The same book-to-screen adaptation that showed any signs of moving forward and making a huge splash prior to 2020 is the same project that shows any signs of being made today. The movie adaptation of Children of Blood and Bone by Tomi Adeyemi has been in development since before the first book in the series was released in 2018. The creative team behind the adaptation has changed hands, causing a delay in production. However, it was recently announced that Gina Prince-Bythewood, fresh off the heels of the success of The Woman King and The Old Guard, is set to direct the film. Prince-Bythewood’s first Black book-to-screen adaptation dates back to Terry McMillan’s Disappearing Acts in 2000. As an industry veteran, it’s about time Hollywood gave her a chance directing Black speculative work. In fact, it’s long overdue. Especially in a town where a white man (Colin Trevorrow), can make one singular contemporary indie film (Safety Not Guaranteed) and then be handed the keys on a silver platter to direct a film with a $100+ million budget (Jurassic World: Fallen Kingdom).

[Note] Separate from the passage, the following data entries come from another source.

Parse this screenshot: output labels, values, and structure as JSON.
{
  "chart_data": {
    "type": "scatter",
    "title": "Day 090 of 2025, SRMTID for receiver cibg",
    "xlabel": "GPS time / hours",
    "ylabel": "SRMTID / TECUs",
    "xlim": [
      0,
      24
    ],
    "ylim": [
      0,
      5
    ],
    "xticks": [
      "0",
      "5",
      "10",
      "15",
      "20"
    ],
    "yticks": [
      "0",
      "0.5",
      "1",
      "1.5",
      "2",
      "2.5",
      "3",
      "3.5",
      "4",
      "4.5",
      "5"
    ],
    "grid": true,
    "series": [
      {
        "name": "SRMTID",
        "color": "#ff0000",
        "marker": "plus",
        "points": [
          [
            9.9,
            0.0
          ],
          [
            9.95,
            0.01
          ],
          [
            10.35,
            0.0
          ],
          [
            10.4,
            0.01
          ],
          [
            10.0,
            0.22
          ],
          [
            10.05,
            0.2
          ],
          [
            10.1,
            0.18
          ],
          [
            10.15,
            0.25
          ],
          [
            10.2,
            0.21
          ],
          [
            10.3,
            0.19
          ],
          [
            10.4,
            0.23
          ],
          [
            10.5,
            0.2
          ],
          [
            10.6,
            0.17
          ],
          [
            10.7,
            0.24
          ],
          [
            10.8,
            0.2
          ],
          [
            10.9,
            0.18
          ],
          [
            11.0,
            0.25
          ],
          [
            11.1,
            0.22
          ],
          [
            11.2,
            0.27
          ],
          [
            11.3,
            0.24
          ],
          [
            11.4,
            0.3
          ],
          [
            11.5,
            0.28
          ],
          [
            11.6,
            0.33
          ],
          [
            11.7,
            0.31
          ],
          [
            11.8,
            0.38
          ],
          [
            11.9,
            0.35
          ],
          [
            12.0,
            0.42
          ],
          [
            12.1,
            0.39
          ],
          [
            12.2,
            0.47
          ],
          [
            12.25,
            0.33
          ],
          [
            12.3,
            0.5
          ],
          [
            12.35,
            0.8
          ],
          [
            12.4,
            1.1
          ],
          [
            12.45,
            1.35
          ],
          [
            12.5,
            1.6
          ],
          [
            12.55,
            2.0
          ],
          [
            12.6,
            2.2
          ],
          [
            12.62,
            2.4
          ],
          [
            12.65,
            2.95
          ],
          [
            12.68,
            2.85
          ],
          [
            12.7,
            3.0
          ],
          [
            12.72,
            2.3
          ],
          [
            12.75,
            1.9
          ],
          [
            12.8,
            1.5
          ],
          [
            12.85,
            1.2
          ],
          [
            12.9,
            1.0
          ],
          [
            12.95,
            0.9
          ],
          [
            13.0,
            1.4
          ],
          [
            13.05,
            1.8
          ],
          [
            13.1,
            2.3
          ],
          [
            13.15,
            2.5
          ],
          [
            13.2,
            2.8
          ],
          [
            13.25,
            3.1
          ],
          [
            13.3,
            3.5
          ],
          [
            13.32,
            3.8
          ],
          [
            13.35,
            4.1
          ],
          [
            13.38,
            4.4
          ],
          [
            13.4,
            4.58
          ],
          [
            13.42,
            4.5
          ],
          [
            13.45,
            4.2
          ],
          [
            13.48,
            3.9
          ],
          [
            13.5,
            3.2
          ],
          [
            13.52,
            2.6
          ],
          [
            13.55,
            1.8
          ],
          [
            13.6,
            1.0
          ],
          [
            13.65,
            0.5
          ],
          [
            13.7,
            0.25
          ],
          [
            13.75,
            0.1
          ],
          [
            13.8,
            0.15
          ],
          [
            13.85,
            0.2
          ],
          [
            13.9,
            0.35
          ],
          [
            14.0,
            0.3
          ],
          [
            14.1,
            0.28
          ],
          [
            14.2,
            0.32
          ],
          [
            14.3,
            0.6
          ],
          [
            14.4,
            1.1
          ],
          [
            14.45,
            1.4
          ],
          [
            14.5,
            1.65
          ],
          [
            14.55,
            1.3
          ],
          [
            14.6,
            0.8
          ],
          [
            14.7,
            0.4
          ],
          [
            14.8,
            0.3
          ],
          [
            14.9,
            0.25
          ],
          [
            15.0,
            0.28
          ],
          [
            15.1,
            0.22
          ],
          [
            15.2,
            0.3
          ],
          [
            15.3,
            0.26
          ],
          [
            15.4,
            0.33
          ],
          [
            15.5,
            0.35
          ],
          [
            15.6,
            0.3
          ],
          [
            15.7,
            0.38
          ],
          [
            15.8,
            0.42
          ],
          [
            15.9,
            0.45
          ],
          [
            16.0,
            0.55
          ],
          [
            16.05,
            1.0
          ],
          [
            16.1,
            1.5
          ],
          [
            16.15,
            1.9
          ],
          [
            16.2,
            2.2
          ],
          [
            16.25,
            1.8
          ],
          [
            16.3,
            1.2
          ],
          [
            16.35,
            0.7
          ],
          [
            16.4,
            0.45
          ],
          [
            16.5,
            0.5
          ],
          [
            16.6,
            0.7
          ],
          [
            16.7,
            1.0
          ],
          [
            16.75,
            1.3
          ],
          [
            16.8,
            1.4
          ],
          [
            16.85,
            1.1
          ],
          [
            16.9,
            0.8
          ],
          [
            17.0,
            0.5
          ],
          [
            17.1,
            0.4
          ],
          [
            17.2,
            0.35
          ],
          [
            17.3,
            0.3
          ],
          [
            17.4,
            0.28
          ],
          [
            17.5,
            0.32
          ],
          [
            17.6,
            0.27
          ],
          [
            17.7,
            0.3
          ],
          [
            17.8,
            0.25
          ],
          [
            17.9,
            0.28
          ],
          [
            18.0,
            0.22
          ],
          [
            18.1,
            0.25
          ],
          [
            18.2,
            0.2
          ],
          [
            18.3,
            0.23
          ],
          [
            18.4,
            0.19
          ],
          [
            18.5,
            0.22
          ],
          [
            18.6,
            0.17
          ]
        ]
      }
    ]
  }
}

CNBC reported that in July 2023, six Diversity, Equity and Inclusion Executives in Hollywood left their roles at various companies including Netflix, Disney, and BBC. No one would probably notice if one executive from one company left. But six heads in the same role leaving various companies around the same time? Hollywood, are you okay? You’re not. We know you’re not. So it’s time to take accountability for your part in performative allyship. It’s time to make a change. Do you or do you not want to be responsible for the next golden age of movies and television?
It starts from within. Without a clear vision to execute supporting DEI initiatives, Hollywood seems to have given up on whatever small effort it made to show that it cares about Black storytelling. But enough is enough. The reckoning is here. Black Hollywood is talking (see: Gabrielle Union and Taraji P. Henson). There are countless issues that Black authors, filmmakers, and actors are facing. So let’s add to the conversation and shout until they can’t ignore us. Our stories matter and we are telling them across every single genre. It’s time Hollywood reflected that.
Octavia Butler wrote in Parable of the Sower, “All that you touch You Change. All that you Change Changes you. The only lasting truth Is Change.” Hollywood, are you ready to step up and be the change?